Wed, 27 Aug 2025
Parcels from China that are exempt from UK import tax more than doubled in value to £3bn last year.
Chinese e-commerce giants Shein and Temu are thought to be driving this increase in sales of cheap goods to online shoppers in the UK.
UK business owners and industry groups want swifter action to protect High Street retailers from being undercut by these imports.
Low-value imports sent from China to the UK totalled around £3bn in 2024-25, making up 51% of all small parcels shipped to the UK from around the world last year.
The value of these deliveries from China was well over twice the £1.3bn recorded during the previous financial year.
Katerina Buchy, director of Sheffield-based giftware wholesaler Ancient Wisdom, said her company's business is being hit by low-value imports because it can't compete with prices on sites like Shein and Temu.
The UK government is reviewing the rules that mean imports of small packages worth £135 or less currently avoid customs duties.

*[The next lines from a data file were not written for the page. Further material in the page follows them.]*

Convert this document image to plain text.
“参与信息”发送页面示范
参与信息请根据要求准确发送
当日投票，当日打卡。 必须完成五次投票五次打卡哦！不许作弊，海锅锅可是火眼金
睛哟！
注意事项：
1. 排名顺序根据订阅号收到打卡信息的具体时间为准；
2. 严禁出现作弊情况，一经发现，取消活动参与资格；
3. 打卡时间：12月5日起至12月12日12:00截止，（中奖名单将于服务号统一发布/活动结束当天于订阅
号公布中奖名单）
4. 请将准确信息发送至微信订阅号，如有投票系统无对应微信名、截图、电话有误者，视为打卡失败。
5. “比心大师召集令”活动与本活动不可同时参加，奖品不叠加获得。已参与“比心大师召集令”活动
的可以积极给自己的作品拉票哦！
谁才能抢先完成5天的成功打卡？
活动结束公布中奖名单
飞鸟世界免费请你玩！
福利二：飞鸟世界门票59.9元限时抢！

Temu and Shein have become popular among UK consumers in recent years for selling affordable items including clothes, homeware, electronics and toys.
Natalie Berg, retail analyst at NBK Retail, said it was no surprise that the increase in the value of small parcels from China had coincided with the expansion of companies like Shein and Temu.
The removal of the tax exemption could disproportionately hit lower-income consumers and small firms who use it to import goods.
A Treasury spokesperson said Chancellor Rachel Reeves' review of the customs treatment of low-value imports was ongoing and would be published "in due course".